Du chaudron de sorcière qu’est devenu le contentieux entre Israéliens et Palestiniens peut surgir à tout instant un conflit qui mettrait en péril la paix mondiale puisqu’il impliquerait à coup sûr des puissances majeures, provoquerait inévitablement une escalade militaire sans précédent dans l’histoire moderne, déstabiliserait durablement le Proche et le Moyen-Orient, conduirait vraisemblablement à la fermeture brutale du détroit d’Ormuz par où transitent les cargaisons de pétrole nécessaires aux grands pays industriels. Autant de considérations qui avaient conduit ces dernières années les États-Unis à tenter de s’entremettre entre les belligérants ; sans succès, hélas, comme l’a montré récemment l’échec cuisant des actions entreprises en faveur de la paix par le vice-président américain, John Kerry.

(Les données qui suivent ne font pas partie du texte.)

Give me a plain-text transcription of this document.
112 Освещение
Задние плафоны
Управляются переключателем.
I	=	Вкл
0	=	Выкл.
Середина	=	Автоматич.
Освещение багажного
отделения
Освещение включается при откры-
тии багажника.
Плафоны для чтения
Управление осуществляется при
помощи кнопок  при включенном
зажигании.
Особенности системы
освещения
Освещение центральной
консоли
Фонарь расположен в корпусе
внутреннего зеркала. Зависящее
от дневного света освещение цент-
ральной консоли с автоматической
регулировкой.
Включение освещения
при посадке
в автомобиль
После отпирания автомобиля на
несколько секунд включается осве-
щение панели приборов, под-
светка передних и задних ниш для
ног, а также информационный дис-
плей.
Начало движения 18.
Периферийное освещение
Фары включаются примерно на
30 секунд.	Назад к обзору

La prière peut-elle réussir là où la diplomatie a échoué ? Telle est la question qui se pose en ce moment très particulier de l’histoire moderne où le pape François, ayant posé son front contre la « barrière de sécurité » qui sépare Israéliens et Palestiniens, puis contre le « mur des Lamentations » à Jérusalem, invite les présidents des deux nations antagonistes à méditer sur la paix, la vie, la mort, la fraternité ; leur propose donc de prendre du recul par rapport à l’immédiat afin de demander à la puissance divine d’indiquer aux humbles mortels qu’ils sont la voie qui conduira à la paix.

Tout semble indiquer a priori qu’une telle démarche relève de l’utopie, du rêve, de l’illusion, et que, par conséquent, rien de concret ne sortira de la prière qui se déroulera au Vatican à la fin de cette semaine. Le pape ne l’a-t-il pas précisé lui-même lorsqu’il confia aux journalistes qui l’accompagnaient durant son vol de retour vers Rome : « Ce ne sera pas pour faire une médiation ou pour chercher des solutions. Non, nous nous réunirons pour prier seulement » ?

Mais le geste de François est si fort, la réponse de Shimon Peres et de Mahmoud Abbas si spontanée que l’on ne peut s’empêcher de penser que nous sommes peut-être à la veille d’un tournant majeur de l’histoire contemporaine et que de la séance de prière proposée par le pape pourrait naître un dialogue fécond. Sans doute la méditation commune ainsi conduite ne modifiera-t-elle en rien l’attitude des extrémistes qui, dans les deux camps, ne croient qu’en la violence ; mais elle a toutes les chances de frapper en plein cœur l’immense majorité des hommes et des femmes qui veulent la paix. Et c’est de là que pourrait surgir le processus qui conduirait les deux peuples à oublier leurs querelles séculaires pour enfin vivre en bonne intelligence.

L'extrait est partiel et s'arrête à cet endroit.